Volumes, Snapshots, and Mirrors

Volumes are a management entity that logically organizes a cluster’s data. Since a container always belongs to exactly one volume, that container’s replicas all belong to the same volume as well. Volumes do not have a fixed size and they do not occupy disk space until MapR file system writes data to a container within the volume. A large volume may contain anywhere from 50-100 million containers.

The CLI and REST API provide functionality for volume management. Typical use cases include volumes for specific users, projects, development, and production environments. For example, if an administrator needs to organize data for a special project, the administrator can create a specific volume for the project. MapR file system organizes all containers that store the project data within the project volume. A cluster can have many volumes.

MapR file system creates a name container for each volume. The name container stores the volume’s namespace and file chunk locations, along with inodes for the objects in the filesystem. The file system stores the metadata for files and directories in the name container, which is updated with each write operation.

The first 64KB of each file in a volume is written to the name container. Data beyond the 64KB is written to data containers. Data containers are created only when the file or table data goes above 64KB. Each name or data container is associated with only one volume; volumes may have many associated data containers, but only one name container.

Local volumes are confined to one node and are not replicated.

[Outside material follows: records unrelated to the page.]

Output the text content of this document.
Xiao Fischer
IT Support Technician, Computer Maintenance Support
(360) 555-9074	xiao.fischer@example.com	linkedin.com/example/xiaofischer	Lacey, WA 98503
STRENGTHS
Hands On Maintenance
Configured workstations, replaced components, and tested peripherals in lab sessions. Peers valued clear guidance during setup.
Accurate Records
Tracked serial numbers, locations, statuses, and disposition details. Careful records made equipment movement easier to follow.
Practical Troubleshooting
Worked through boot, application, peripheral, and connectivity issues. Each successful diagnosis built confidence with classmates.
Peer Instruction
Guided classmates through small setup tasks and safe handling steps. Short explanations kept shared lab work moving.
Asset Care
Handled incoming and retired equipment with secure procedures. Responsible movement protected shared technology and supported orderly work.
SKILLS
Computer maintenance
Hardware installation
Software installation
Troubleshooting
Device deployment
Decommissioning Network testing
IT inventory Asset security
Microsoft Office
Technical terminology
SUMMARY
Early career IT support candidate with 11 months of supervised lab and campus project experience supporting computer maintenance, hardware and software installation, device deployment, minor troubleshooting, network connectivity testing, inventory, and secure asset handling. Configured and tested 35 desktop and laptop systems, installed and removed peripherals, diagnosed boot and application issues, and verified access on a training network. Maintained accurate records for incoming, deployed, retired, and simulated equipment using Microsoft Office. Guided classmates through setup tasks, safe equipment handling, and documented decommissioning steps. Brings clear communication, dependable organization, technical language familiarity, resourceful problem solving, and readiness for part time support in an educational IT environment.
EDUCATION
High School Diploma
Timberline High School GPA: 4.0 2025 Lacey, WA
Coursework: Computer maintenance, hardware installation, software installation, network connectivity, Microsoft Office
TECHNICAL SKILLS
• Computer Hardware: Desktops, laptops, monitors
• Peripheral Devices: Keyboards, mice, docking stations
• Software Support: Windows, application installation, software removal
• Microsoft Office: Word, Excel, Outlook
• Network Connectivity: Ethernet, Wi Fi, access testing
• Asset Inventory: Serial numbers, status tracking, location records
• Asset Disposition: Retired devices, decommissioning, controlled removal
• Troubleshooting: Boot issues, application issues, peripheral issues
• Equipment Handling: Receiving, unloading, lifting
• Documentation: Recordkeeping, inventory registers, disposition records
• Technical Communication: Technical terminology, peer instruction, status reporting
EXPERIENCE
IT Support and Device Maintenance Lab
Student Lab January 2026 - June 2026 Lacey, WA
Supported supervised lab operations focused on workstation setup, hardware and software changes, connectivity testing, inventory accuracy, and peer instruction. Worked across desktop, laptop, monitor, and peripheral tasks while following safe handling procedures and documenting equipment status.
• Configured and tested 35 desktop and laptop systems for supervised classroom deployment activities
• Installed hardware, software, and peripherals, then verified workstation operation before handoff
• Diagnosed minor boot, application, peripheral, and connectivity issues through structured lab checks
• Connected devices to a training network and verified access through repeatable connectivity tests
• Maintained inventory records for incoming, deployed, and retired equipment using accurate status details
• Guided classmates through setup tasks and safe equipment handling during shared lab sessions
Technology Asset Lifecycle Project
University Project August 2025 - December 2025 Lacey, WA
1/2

Local volumes are part of the cluster’s global namespace and are accessible on the path /var/mapr/local/<host>.

On a cluster with an Enterprise Edition or Enterprise Database Edition license, you can create a special type of volume called a mirror, a local or remote read-only copy of an entire volume. Mirrors are useful for load balancing or disaster recovery. You can also create a snapshot, an image of a volume at a specific point in time. Snapshots are useful for rollback to a known data set. You can create snapshots and synchronize mirrors manually or using a schedule.

On a cluster, you can create a tenant share, or volume for tenant users. A tenant share is an isolated space where you can set different policies, quotas, and access privileges for specific users/hosts (referred to as tenants). This allows each tenant to own its own copy of storage space, users, data security, administration, etc. For more information, see Multitenancy on MapR-FS.

Snapshots

Snapshots enable you to roll back to a known good data set. A snapshot is a read-only image of a volume that provides point-in-time recovery. Snapshots only store changes to the data stored in the volume, and as a result make extremely efficient use of the cluster’s disk resources. Snapshots preserve access to historical data and protect the cluster from user and application errors. You can create a snapshot manually or automate the process with a schedule.

The following image represents a mirror volume and a snapshot created from a source volume:



New write operations on a volume with a snapshot are redirected to preserve the original data. Snapshots only store the incremental changes in a volume’s data from the time the snapshot was created. The storage used by a volume's snapshots does not count against the volume's quota.

Mirror Volumes

MapR provides built-in mirroring to set recovery time objectives and automatically mirror data for backup. You can create local or remote mirror volumes to mirror data between clusters, data centers, or between on-premise and public cloud infrastructures.

Mirror volumes are read-only copies of a source volume. You can control the schedule for mirror refreshes from the MapR Control System or with the command-line tools. Local (on the same cluster) or remote (on a different cluster) mirror volumes can be created from the MCS or from the command line.



When a mirror volume is created, MapR file system creates a temporary snapshot of the source volume. The mirroring process reads content from the snapshot into the mirror volume. The source volume remains available for read and write operations during the mirroring process. The initial mirroring operation copies the entire source volume. Subsequent mirroring operations only update the differences between the source volume and the mirror volume.

Mirror volumes can be promoted to read-write volumes. The main use case for this feature is to support disaster-recovery scenarios in which a read-only mirror needs to be promoted to a read-write volume so that it can become the primary volume for data storage. In addition, read-write volumes that were mirrored to other volumes can be made into mirrors (to establish a mirroring relationship in the other direction). You can also convert read-write volumes back to read-only mirrors.